"Too much—too much!" he said, shaking his head.

Mrs. Salisbury let him read on a moment, turn a page or two. Then she said, in a dead calm:

"Do you think my roasts are too big, Kane?"

"Too big? On the contrary," her husband answered briskly, "I like a big roast. Sometimes ours are skimpy-looking before they're even cut!"

"Well!" Mrs. Salisbury said triumphantly.

Her smile apprised her husband that he was trapped, and he put down the account book in natural irritation.

"Well, my dear, it's your problem!" he said unsympathetically, returning to his newspaper. "I run my business, I expect you to run yours! If we can't live on our income, we'll have to move to a cheaper house, that's all, or take Stanford out of school and put him to work. Dickens says somewhere—and he never said a truer thing!" pursued the man of the house comfortably, "that, if you spend a sixpence less than your income every week, you are rich. If you spend a sixpence more, you never may expect to be anything but poor!"

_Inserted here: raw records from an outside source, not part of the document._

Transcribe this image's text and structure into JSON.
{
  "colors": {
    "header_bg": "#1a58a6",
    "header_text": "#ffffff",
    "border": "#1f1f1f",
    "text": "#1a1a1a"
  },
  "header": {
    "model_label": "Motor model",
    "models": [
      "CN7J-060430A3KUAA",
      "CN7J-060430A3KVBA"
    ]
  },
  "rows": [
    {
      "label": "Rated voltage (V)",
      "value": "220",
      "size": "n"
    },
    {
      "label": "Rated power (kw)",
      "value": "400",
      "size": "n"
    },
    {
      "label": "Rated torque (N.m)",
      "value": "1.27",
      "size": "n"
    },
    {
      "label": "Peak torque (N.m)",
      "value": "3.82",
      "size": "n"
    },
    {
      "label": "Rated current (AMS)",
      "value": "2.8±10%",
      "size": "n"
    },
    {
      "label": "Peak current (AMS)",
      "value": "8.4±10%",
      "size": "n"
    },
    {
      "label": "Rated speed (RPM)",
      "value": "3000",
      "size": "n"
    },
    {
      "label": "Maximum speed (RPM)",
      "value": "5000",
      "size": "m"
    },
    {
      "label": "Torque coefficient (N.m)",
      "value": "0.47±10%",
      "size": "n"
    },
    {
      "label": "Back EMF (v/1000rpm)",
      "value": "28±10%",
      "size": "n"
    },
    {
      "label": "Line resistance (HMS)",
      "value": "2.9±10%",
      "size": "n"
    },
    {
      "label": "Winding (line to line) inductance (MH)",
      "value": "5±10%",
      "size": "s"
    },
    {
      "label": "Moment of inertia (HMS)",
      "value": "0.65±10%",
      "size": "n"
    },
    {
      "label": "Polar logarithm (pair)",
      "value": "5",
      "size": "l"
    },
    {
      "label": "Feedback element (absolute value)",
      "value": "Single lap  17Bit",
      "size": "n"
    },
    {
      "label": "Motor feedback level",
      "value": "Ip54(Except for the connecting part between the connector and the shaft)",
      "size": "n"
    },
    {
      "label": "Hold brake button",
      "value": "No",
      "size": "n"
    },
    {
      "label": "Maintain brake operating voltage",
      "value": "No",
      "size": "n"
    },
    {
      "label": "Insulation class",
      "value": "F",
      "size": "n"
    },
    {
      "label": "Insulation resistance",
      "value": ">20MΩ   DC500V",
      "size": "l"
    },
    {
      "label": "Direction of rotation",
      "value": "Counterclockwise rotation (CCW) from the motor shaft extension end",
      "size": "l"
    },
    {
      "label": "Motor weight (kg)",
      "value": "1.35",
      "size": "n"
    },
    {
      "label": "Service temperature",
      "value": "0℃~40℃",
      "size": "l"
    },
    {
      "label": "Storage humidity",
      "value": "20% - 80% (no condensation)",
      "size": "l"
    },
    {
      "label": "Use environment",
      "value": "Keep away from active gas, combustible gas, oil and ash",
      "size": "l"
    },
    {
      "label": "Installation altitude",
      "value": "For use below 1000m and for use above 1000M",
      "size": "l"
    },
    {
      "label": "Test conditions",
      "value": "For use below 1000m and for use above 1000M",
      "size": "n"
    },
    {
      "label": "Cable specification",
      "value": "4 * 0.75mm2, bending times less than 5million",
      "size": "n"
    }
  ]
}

Mrs. Salisbury did not answer. She took up her embroidery, whose bright colors blurred and swam together through the tears that came to her eyes.

"Never expect to feel anything but poor!" she echoed sadly to herself. "I am sure I never do! Things just seem to run away with me; I can't seem to get hold of them. I don't see where it's going to end!"

"Mother," said Alexandra, coming in from the kitchen, "Marthe says that all that delicious chicken soup is spoiled. The idiot, she says that you left it in the pantry to cool, and she forgot to put it on the ice! Now, what shall we do, just skip soup, or get some beef extract and season it up?"